The Supply Chain Matters blog highlights the hot area of venture capital investment in advanced robotics applied to logistics, warehousing, and material movement areas.
Supply Chain Matters has previously highlighted the increasing amounts of equity funding flowing into the hot areas of supply chain management focused technology. Those areas have included advanced technology support in online customer fulfillment, enhanced visibility in logistics and transportation, AI and machine learning applied to supply chain and integrated business planning. Our most recent update was in February.
Business and technology news site Xconomy reports that Vecna Robotics has recently completed its first outside equity funding round amounting to $13.5 million. Noted is that the logistics robotics sector has drawn a lot of interest from outside investors. In addition to Vecna, recent equity investments include $25 million rounds for Fetch Robotics, along with Locus Robotics and 6 River Systems, and a $20 million round for Soft Robotics. The majority of these tech providers with the exception of Fetch Robotics have evolved as Boston area start-ups.
In December of last year, this supply chain management thought leader and industry analyst had the opportunity to visit Vecna Robotics, an innovative robotics manufacturer located in Cambridge Massachusetts.  The company was founded in 1998 by a consortium of MIT engineers, and at the time of my visit, was privately funded.
Vecna initially piloted their autonomous robotics in healthcare and military applications, and then leveraged this experience and translated their technology for applied use in logistics, material movement and warehousing areas. This technology provider’s technologies are being applied to movements involving totes, bins, carts, shelves, pallets, and oversized objects. The firm’s proprietary multi-agent coordination include integration with customer Warehouse Management Systems (WMS), Manufacturing Execution Systems (MES), and other applications management and decision-support software systems.

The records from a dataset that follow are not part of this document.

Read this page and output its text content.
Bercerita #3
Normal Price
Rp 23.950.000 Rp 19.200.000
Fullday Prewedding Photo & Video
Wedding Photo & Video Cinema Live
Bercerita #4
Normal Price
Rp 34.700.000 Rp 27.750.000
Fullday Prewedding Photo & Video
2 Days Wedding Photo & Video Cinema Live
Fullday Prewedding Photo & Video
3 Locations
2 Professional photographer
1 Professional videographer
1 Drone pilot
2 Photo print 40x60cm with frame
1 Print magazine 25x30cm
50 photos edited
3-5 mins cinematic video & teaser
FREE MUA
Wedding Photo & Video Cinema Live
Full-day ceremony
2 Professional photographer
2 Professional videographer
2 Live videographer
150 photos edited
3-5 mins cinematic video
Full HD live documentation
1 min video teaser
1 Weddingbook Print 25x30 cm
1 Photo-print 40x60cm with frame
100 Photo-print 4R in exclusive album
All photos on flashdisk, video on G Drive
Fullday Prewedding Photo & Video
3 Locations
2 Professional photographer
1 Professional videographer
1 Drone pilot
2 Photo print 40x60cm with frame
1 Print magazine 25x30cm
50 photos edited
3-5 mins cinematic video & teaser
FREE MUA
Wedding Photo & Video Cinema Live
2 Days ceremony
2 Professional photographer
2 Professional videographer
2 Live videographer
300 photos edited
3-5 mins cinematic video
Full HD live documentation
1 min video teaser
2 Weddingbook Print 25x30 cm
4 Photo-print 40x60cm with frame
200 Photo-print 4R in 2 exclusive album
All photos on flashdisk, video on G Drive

The area of advanced machine learning and AI based robotics applied to logistics and material handling needs became visible when Amazon acquired that then Kiva Systems in 2012. Kiva’s technology was in the ability to support automated pick and pack customer fulfillment utilizing fleets of autonomous material handling robots that literally learn the frequency and occurrence of fulfillment patterns related to specific stock-keeping units (SKU’s). Over time, products that exhibit higher order fulfillment needs are automatically stored closer to specific warehouse pick and pack stations, reducing travel, and picking times. Amazon has since renamed Kiva based technology to Amazon Robotics, and this technology is now deployed within its many customer fulfillment centers.
Since that time, China based online retail retailers Alibaba and JD.com have similarly invested in Kiva-like robotics technology for warehouse and customer fulfillment automation.

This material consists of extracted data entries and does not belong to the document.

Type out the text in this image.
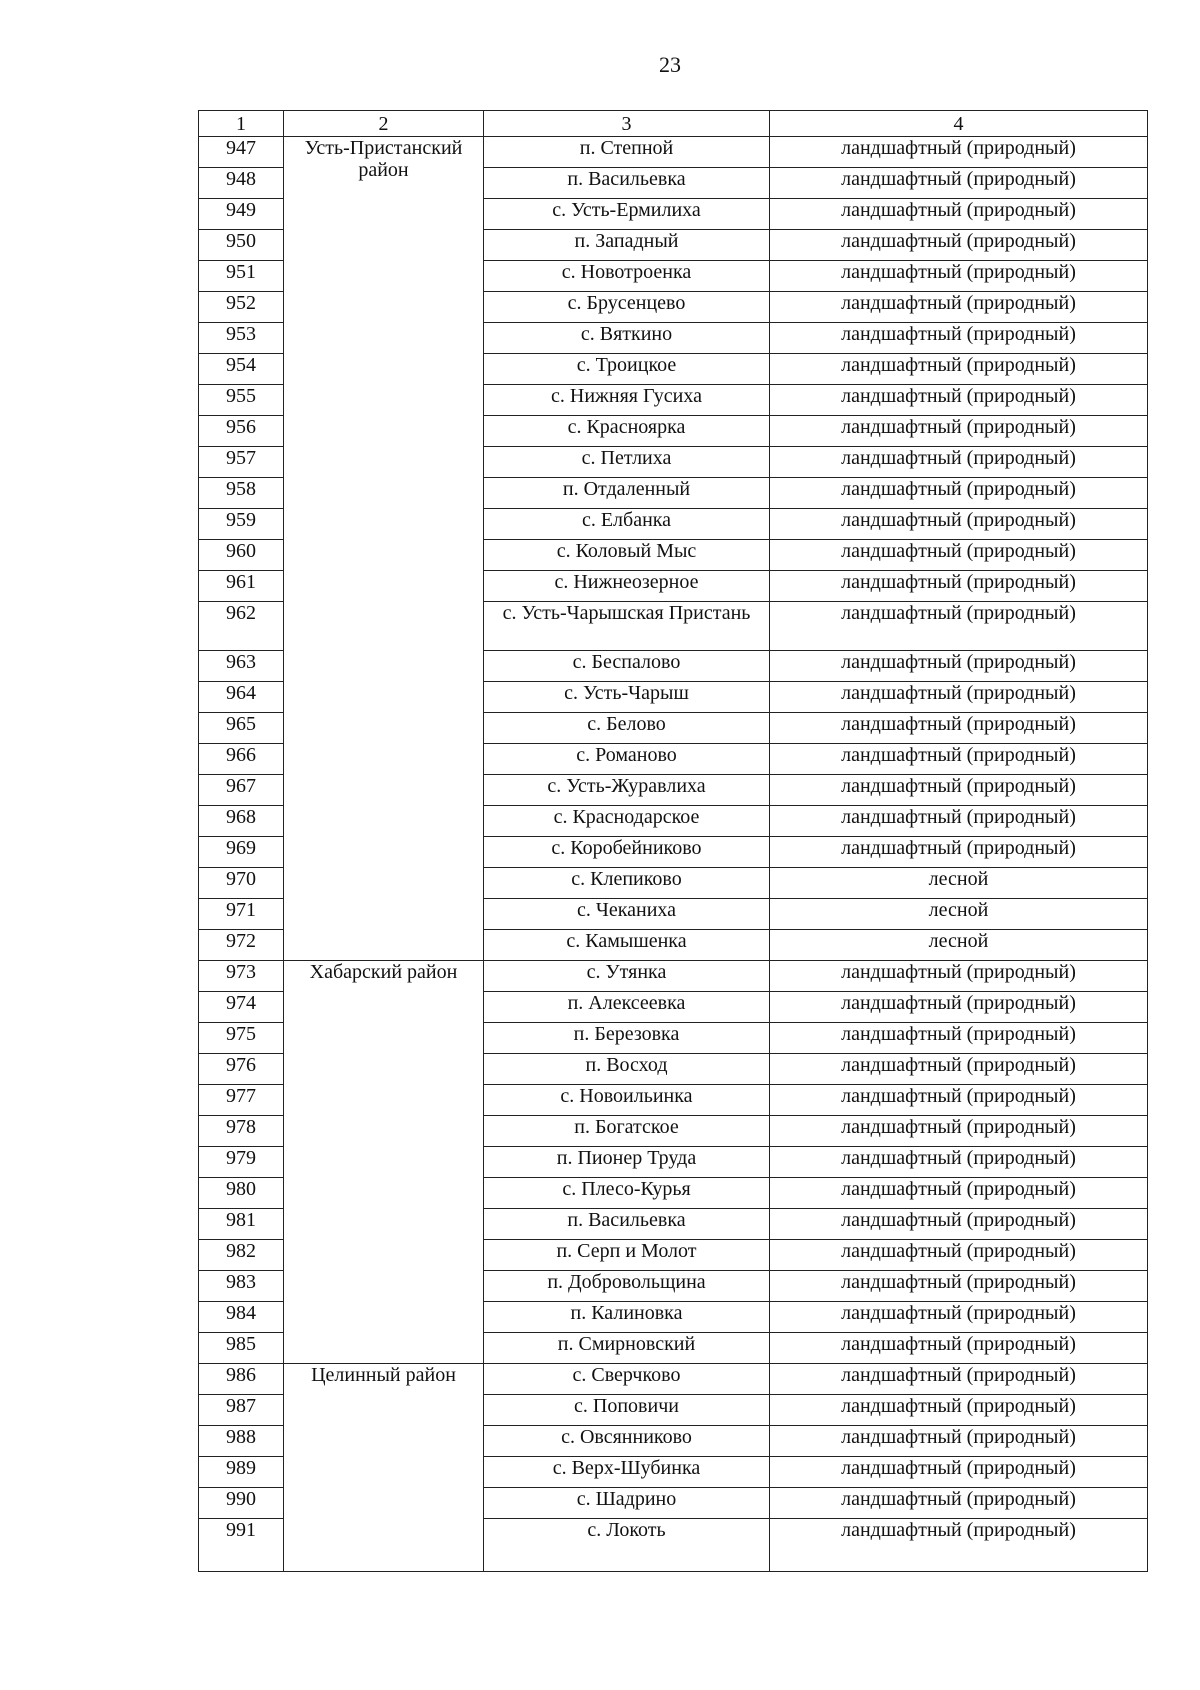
23
1	2	3	4
947	Усть-Пристанский район	п. Степной	ландшафтный (природный)
948		п. Васильевка	ландшафтный (природный)
949		с. Усть-Ермилиха	ландшафтный (природный)
950		п. Западный	ландшафтный (природный)
951		с. Новотроенка	ландшафтный (природный)
952		с. Брусенцево	ландшафтный (природный)
953		с. Вяткино	ландшафтный (природный)
954		с. Троицкое	ландшафтный (природный)
955		с. Нижняя Гусиха	ландшафтный (природный)
956		с. Красноярка	ландшафтный (природный)
957		с. Петлиха	ландшафтный (природный)
958		п. Отдаленный	ландшафтный (природный)
959		с. Елбанка	ландшафтный (природный)
960		с. Коловый Мыс	ландшафтный (природный)
961		с. Нижнеозерное	ландшафтный (природный)
962		с. Усть-Чарышская Пристань	ландшафтный (природный)
963		с. Беспалово	ландшафтный (природный)
964		с. Усть-Чарыш	ландшафтный (природный)
965		с. Белово	ландшафтный (природный)
966		с. Романово	ландшафтный (природный)
967		с. Усть-Журавлиха	ландшафтный (природный)
968		с. Краснодарское	ландшафтный (природный)
969		с. Коробейниково	ландшафтный (природный)
970		с. Клепиково	лесной
971		с. Чеканиха	лесной
972		с. Камышенка	лесной
973	Хабарский район	с. Утянка	ландшафтный (природный)
974		п. Алексеевка	ландшафтный (природный)
975		п. Березовка	ландшафтный (природный)
976		п. Восход	ландшафтный (природный)
977		с. Новоильинка	ландшафтный (природный)
978		п. Богатское	ландшафтный (природный)
979		п. Пионер Труда	ландшафтный (природный)
980		с. Плесо-Курья	ландшафтный (природный)
981		п. Васильевка	ландшафтный (природный)
982		п. Серп и Молот	ландшафтный (природный)
983		п. Добровольщина	ландшафтный (природный)
984		п. Калиновка	ландшафтный (природный)
985		п. Смирновский	ландшафтный (природный)
986	Целинный район	с. Сверчково	ландшафтный (природный)
987		с. Поповичи	ландшафтный (природный)
988		с. Овсянниково	ландшафтный (природный)
989		с. Верх-Шубинка	ландшафтный (природный)
990		с. Шадрино	ландшафтный (природный)
991		с. Локоть	ландшафтный (природный)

Vecna Robotics technology approach addresses elements of:
Machine Perception– the perception programs that allow various machines to sense and learn objects, people, and scenes in the operating environment.
Context-Aware Navigation– the leveraging of sensor and modeling technologies to navigate unstructured environments including the planning of machine paths among various obstacles, optimal path following and autonomous routing to designated docking station.
Platform-Agnostic Automation– a range of mobile platforms ranging from small, low-cost bots for individual order fulfillment to the ability to automate various OEM manufactured and available tuggers and pallet trucks to move thousands of pounds.
Manipulation– machines that are dexterous enough to handle small parts but strong enough to lift several hundred pounds. Systems feature advance autonomy, grasp selection, collision-free motion sensing and multisensory guided movement.
Multi-Agent Coordination– the ability of Vecna-developed software to coordinate fleets of autonomous systems, multi-resource allocation, task planning and scheduling and execution monitoring. This technology utilizes Internet of Things (IoT) enablement to monitor and communicate among various robotic devices.
Readers seeking visual examples of intelligent robotics applied to online fulfillment needs can view this demonstration video.
Many of these advanced logistics and autonomous robot providers are drawing high venture capital interest because of the ongoing implications of an exploding online retail adoption by consumers and the implications on the need for higher levels of autonomous decision-making intelligence applied to logistics and material movements, literally, around the clock, 7 days per week. It is an area where many more online retailers, transportation, logistics and high-volume manufacturing firms will continue to invest in in order to increase productivity and process accuracy.